One interesting legend of the area involves Screw Creek. Legend has it that many years ago, (probably as long ago as defined by the Once upon a time start of fairy stories!) a bloodthirsty pirate secretly dropped anchor in the then much deeper Anderson Inlet, and took chests of his plunder, comprising gold and diamonds, up Screw Creek and buried all his treasure somewhere in the bush along the banks. Many people have tried digging for it, but thus far, nothing has been found. Well, that is the story as told to me by my late father. However, a quick internet search revealed several other versions, one of which appears to hold some truth, as there was a well-documented theft in which gold coins did go missing; some were found, and a man went to prison for it! If you are interested, click on this link http://www.oddhistory.com.au/gippsland/buried-treasures/ and it will take you to an interesting site, which details three stories. Interestingly, one of the stories includes a reference to the house at Tarwin Lower from which the ‘Lady of the Swamp’ went missing, presumed murdered!

We did walk up into town, just for a cold beer, and for the exercise.

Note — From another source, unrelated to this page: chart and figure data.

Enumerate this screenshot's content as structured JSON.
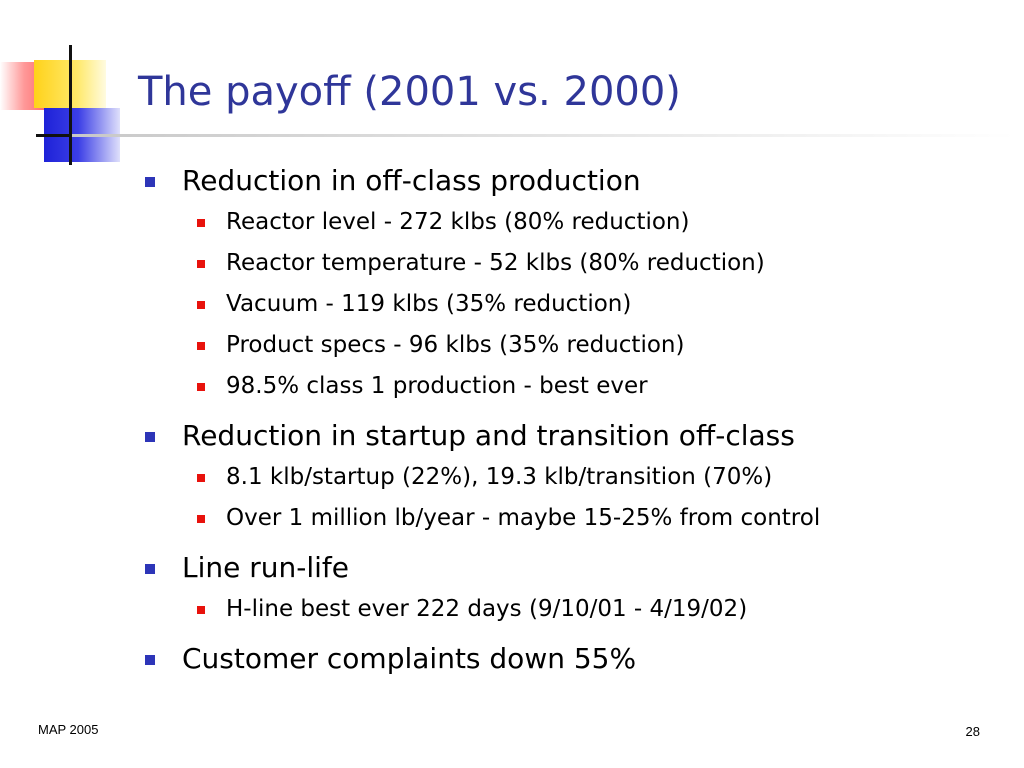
{
  "slide": {
    "title": "The payoff (2001 vs. 2000)",
    "accent_colors": {
      "title": "#2f3699",
      "level1_bullet": "#2d35b8",
      "level2_bullet": "#e8120c"
    },
    "bullets": [
      {
        "text": "Reduction in off-class production",
        "children": [
          "Reactor level - 272 klbs (80% reduction)",
          "Reactor temperature - 52 klbs (80% reduction)",
          "Vacuum - 119 klbs (35% reduction)",
          "Product specs - 96 klbs (35% reduction)",
          "98.5% class 1 production - best ever"
        ]
      },
      {
        "text": "Reduction in startup and transition off-class",
        "children": [
          "8.1 klb/startup (22%), 19.3 klb/transition (70%)",
          "Over 1 million lb/year - maybe 15-25% from control"
        ]
      },
      {
        "text": "Line run-life",
        "children": [
          "H-line best ever 222 days (9/10/01 - 4/19/02)"
        ]
      },
      {
        "text": "Customer complaints down 55%",
        "children": []
      }
    ]
  },
  "footer": {
    "left": "MAP 2005",
    "page_number": "28"
  }
}
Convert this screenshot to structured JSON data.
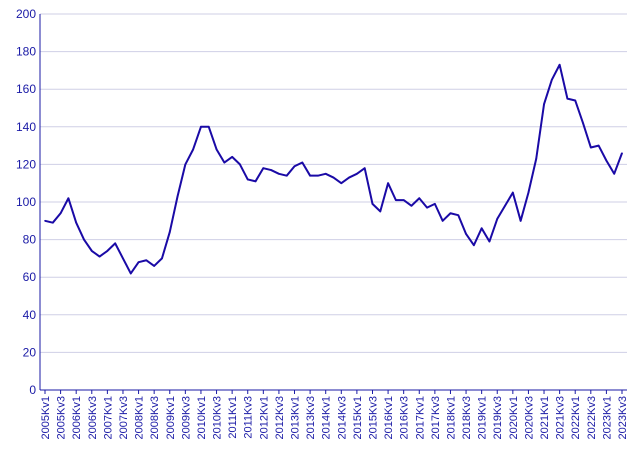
{
  "chart_data": {
    "type": "line",
    "title": "",
    "xlabel": "",
    "ylabel": "",
    "ylim": [
      0,
      200
    ],
    "yticks": [
      0,
      20,
      40,
      60,
      80,
      100,
      120,
      140,
      160,
      180,
      200
    ],
    "grid": "horizontal",
    "legend": "none",
    "colors": {
      "line": "#1a0aa6",
      "text": "#1a1aa6",
      "grid": "#cfcfe6",
      "axis": "#1a1aa6"
    },
    "categories": [
      "2005Kv1",
      "2005Kv2",
      "2005Kv3",
      "2005Kv4",
      "2006Kv1",
      "2006Kv2",
      "2006Kv3",
      "2006Kv4",
      "2007Kv1",
      "2007Kv2",
      "2007Kv3",
      "2007Kv4",
      "2008Kv1",
      "2008Kv2",
      "2008Kv3",
      "2008Kv4",
      "2009Kv1",
      "2009Kv2",
      "2009Kv3",
      "2009Kv4",
      "2010Kv1",
      "2010Kv2",
      "2010Kv3",
      "2010Kv4",
      "2011Kv1",
      "2011Kv2",
      "2011Kv3",
      "2011Kv4",
      "2012Kv1",
      "2012Kv2",
      "2012Kv3",
      "2012Kv4",
      "2013Kv1",
      "2013Kv2",
      "2013Kv3",
      "2013Kv4",
      "2014Kv1",
      "2014Kv2",
      "2014Kv3",
      "2014Kv4",
      "2015Kv1",
      "2015Kv2",
      "2015Kv3",
      "2015Kv4",
      "2016Kv1",
      "2016Kv2",
      "2016Kv3",
      "2016Kv4",
      "2017Kv1",
      "2017Kv2",
      "2017Kv3",
      "2017Kv4",
      "2018Kv1",
      "2018Kv2",
      "2018Kv3",
      "2018Kv4",
      "2019Kv1",
      "2019Kv2",
      "2019Kv3",
      "2019Kv4",
      "2020Kv1",
      "2020Kv2",
      "2020Kv3",
      "2020Kv4",
      "2021Kv1",
      "2021Kv2",
      "2021Kv3",
      "2021Kv4",
      "2022Kv1",
      "2022Kv2",
      "2022Kv3",
      "2022Kv4",
      "2023Kv1",
      "2023Kv2",
      "2023Kv3"
    ],
    "tick_labels": [
      "2005Kv1",
      "2005Kv3",
      "2006Kv1",
      "2006Kv3",
      "2007Kv1",
      "2007Kv3",
      "2008Kv1",
      "2008Kv3",
      "2009Kv1",
      "2009Kv3",
      "2010Kv1",
      "2010Kv3",
      "2011Kv1",
      "2011Kv3",
      "2012Kv1",
      "2012Kv3",
      "2013Kv1",
      "2013Kv3",
      "2014Kv1",
      "2014Kv3",
      "2015Kv1",
      "2015Kv3",
      "2016Kv1",
      "2016Kv3",
      "2017Kv1",
      "2017Kv3",
      "2018Kv1",
      "2018Kv3",
      "2019Kv1",
      "2019Kv3",
      "2020Kv1",
      "2020Kv3",
      "2021Kv1",
      "2021Kv3",
      "2022Kv1",
      "2022Kv3",
      "2023Kv1",
      "2023Kv3"
    ],
    "series": [
      {
        "values": [
          90,
          89,
          94,
          102,
          89,
          80,
          74,
          71,
          74,
          78,
          70,
          62,
          68,
          69,
          66,
          70,
          84,
          103,
          120,
          128,
          140,
          140,
          128,
          121,
          124,
          120,
          112,
          111,
          118,
          117,
          115,
          114,
          119,
          121,
          114,
          114,
          115,
          113,
          110,
          113,
          115,
          118,
          99,
          95,
          110,
          101,
          101,
          98,
          102,
          97,
          99,
          90,
          94,
          93,
          83,
          77,
          86,
          79,
          91,
          98,
          105,
          90,
          105,
          123,
          152,
          165,
          173,
          155,
          154,
          142,
          129,
          130,
          122,
          115,
          126
        ]
      }
    ]
  }
}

There is not a lot to the main town, just a couple of pubs, a couple of bakeries, a few cafés, a chemists, a few clothes shops and gift shops, a sports/fishing tackle shop, a couple of ‘op-shops’ and a supermarket—-which is really all a small sea-side town needs. But it is very relaxed and a pleasure to walk around—-when it is not to hot and sticky!

As the Sunday afternoon weather became hotter and stickier, with a sky that looked a bit stormy, I checked the BOM site on the computer. Lo and behold, there was an urgent ‘severe weather warning’ for the whole of Gippsland. Damaging winds, torrential rain and flood warnings. That was all we needed. So many times have we left campsites in the rain, and had to put the tent up to dry off when we got home, that we decided on the spot to decamp and head home. So, at about 5.00pm, we started the packing up. It was hot and sticky, and the sky looked very threatening, so we worked very fast. So fast in fact that I had packed everything into the car, including the fridge and other large stuff into the back, before I realised that I had forgotten to retrieve the tow-ball from the spare wheel well in the boot! Bugger! I removed some of the stuff, thinking that perhaps I could lift the cover just enough to get my hand in and retrieve the tow ball, leaving the fridge in situ. I got my right hand in OK, but trying to hold up the fridge and other stuff with the left hand proved to be a kilogram or so too much, and having got the ball into my hand, I was rather like the monkey trying to get the reward out of the coconut shell, and couldn’t retrieve my hand with, or without, the ball! After much swearing, I did get both hand and ball out, and eventually got the ball onto the tow-bar. We left the trailer in the park and went to the pub for some dinner before leaving Inverloch. But there was nothing on the menu that either of us fancied, so we went to the nearby pizza place, and both of us enjoyed really excellent pizzas. Then it was back to the camping ground, hook up the trailer, and away to Melbourne. During the packing up, both Ann and I were savagely attacked by mozzies and sand flies, and on the way home, my right wrist throbbed from the exertions of trying to retrieve the tow-ball without removing the fridge first, and my ankles itched worse than I have ever known, despite plastering them with anti-itch lotions and potions. Ann fared even worse, with her bites developing into blisters as big as half-walnut shells, necessitating a trip to the doctor the following day. To add insult to the injuries, when I got up on Monday morning and checked the BOM site, I discovered that they had actually cancelled the severe weather warning later on Sunday night, and we could have stayed another day and still got home with a dry tent. Such are the joys of camping!
Will we go camping again? Probably, but I’m not sure when or where that might be!